Here’s another one of mine. “This is true.” I dunno about anyone else but I know several people who when they want to express agreement with something someone else has said, will say “This is true.” And it bothers me because I have this hangup where this is for things of mine and that is for things of yours. If I say something that you agree with, the proper response should be “That is true.” and not “This” because I said it not you. But this is a distinction that I realize no one care about but me.
I imagine you don’t think there is, and I agree with you.
Your hangup is funny to me, because I’ve never thought of it like that but I can imagine how you would. Not that I am prone to the expression myself, but the way I suppose I might think of it, and which you might choose to adopt yourself if you would like to train yourself to be rid of the hangup, is as the speaker viewing the proposition in question as having been introduced into a shared communal space, on the table next to all of you, so to speak, where either party in the conversation is permitted to treat the object as proximate to themself. Or perhaps a portion of it has been doled out to everyone. Any viewpoint where a statement is no longer just in the original announcer’s hands once it’s been announced, but has suddenly been shared with all present.
But here’s the thing. It goes beyond what Tethered Kite says (though he/she is to be commended for introducing an important point that’s being skated around here). It’s more than just a social hindrance; it can be a practical hindrance if you have any aspirations beyond a minimum-wage job for the rest of your life.
We can debate the wrong or right of this, but the reality of it is undeniable. If you know how to speak/write in only ONE social register and use it for ALL of your speech at all times, you face a troubled future.
To use an example that grates on me – I have no problem if the girl at the window of the fast-food place says “Mom, can I borrow 75 cent?” But when she reaches through the window to me and says “Your change is 75 cent,” it bugs me to no end.
No, my change is 75 cents. No amount of politically correct gyrating can change the fact that if you have more than one penny, you have cents, not cent. You form the plural of most words by adding an “s.”
People can talk in informal situations however they choose. But they should also know how to talk (and write) in situations that call for a more formally accepted command of the language. My fear is that increasing numbers are incapable of this.
I really do look askance at many of the lax views given here, which seem to add up to “As long as some people talk that way, then it’s OK across the board.”
By way of just one example, this goes for “reelator.” I recall a few years ago when the National Realtors Association produced TV and radio spots specifically emphasizing the proper pronunciation.

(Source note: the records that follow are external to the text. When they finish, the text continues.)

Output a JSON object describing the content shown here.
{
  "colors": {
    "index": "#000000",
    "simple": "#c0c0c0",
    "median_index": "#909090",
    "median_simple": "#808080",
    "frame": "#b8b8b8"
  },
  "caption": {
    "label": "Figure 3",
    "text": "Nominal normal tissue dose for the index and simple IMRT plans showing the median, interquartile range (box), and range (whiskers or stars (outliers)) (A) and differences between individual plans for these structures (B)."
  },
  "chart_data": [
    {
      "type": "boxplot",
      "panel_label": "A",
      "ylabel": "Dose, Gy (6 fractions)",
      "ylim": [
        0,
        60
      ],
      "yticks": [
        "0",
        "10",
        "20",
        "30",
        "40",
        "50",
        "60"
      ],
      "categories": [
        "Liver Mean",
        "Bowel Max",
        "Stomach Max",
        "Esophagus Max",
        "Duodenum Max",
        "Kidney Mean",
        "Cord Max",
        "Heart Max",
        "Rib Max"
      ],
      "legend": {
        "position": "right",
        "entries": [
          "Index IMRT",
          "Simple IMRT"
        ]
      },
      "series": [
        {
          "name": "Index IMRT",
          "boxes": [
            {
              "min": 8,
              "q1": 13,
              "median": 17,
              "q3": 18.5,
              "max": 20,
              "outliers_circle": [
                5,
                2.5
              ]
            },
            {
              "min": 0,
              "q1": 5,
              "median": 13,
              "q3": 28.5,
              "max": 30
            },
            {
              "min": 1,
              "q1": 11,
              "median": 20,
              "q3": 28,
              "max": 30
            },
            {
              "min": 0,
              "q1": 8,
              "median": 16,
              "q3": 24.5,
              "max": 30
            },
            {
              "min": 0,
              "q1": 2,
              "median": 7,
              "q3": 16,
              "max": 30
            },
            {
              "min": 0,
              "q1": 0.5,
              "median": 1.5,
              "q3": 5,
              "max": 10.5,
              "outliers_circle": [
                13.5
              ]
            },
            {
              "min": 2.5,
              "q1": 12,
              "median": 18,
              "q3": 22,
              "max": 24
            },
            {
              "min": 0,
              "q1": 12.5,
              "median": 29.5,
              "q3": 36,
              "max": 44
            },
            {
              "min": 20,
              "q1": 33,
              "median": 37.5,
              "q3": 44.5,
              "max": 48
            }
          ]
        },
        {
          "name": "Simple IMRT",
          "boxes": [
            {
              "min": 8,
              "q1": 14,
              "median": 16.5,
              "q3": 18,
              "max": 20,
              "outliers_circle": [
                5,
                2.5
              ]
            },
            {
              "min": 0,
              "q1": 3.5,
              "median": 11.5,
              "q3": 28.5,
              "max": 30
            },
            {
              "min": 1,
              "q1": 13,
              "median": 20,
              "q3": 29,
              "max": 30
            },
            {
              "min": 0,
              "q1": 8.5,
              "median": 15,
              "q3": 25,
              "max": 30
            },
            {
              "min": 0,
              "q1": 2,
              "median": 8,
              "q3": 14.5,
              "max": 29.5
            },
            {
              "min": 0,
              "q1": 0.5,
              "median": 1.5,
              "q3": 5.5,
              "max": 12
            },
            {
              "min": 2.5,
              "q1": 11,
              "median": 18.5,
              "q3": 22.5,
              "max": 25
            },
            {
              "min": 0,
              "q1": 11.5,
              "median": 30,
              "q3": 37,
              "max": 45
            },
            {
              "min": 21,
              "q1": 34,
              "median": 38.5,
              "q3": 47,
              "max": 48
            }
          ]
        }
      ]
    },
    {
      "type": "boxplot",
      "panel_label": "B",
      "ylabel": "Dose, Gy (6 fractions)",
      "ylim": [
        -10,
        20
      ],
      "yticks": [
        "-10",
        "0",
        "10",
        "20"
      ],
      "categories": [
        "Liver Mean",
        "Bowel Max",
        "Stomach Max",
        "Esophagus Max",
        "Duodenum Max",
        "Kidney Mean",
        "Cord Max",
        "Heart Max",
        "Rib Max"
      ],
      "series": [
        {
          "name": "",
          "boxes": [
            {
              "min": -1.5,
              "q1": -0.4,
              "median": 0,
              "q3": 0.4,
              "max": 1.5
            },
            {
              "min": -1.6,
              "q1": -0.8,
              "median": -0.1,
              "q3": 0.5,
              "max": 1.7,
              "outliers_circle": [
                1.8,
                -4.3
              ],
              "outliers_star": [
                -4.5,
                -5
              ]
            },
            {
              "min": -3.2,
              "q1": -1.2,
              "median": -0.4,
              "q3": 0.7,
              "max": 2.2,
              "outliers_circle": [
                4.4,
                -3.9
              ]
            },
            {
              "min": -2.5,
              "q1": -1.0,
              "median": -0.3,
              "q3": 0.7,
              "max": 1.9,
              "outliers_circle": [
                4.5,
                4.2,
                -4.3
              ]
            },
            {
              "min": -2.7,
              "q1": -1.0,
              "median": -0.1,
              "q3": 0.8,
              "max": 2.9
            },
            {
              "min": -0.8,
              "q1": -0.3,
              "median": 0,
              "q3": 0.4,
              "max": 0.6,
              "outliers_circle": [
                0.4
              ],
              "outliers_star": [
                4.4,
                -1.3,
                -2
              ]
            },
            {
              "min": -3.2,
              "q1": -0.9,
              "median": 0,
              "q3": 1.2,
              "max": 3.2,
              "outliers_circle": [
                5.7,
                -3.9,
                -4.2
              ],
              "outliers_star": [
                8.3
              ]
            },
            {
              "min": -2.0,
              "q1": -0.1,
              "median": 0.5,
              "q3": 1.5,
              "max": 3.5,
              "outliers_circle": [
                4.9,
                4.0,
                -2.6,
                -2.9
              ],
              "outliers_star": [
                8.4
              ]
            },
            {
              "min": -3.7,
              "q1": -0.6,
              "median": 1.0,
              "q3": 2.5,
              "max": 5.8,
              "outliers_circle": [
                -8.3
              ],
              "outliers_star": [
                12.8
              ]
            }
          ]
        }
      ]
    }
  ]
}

Kudos to them for doing so.
And when the increasing numbers are large enough, they will decide what situations call for formal language and what sort of language constitutes formal. No one is saying that 75 cent would be appropriate for a business presentation or some other professional piece of work. What I, at least, am saying is that there is not enough societal pressure in a food service job to stamp out such slanginess. Maybe she is doomed to work fast food for the rest of her life because she leaves off the plural S. Or maybe she gets a nice white collar job down the line working for someone who doesn’t care if she says 75 cent as long as she writes 75 cents. Or maybe 75 cent catches on and like fish or sheep, cent becomes both a singular and a plural. At any rate, I doubt a few exchanges with the cashier at McDonald’s really gives you enough data to make any speculation about her language capacities.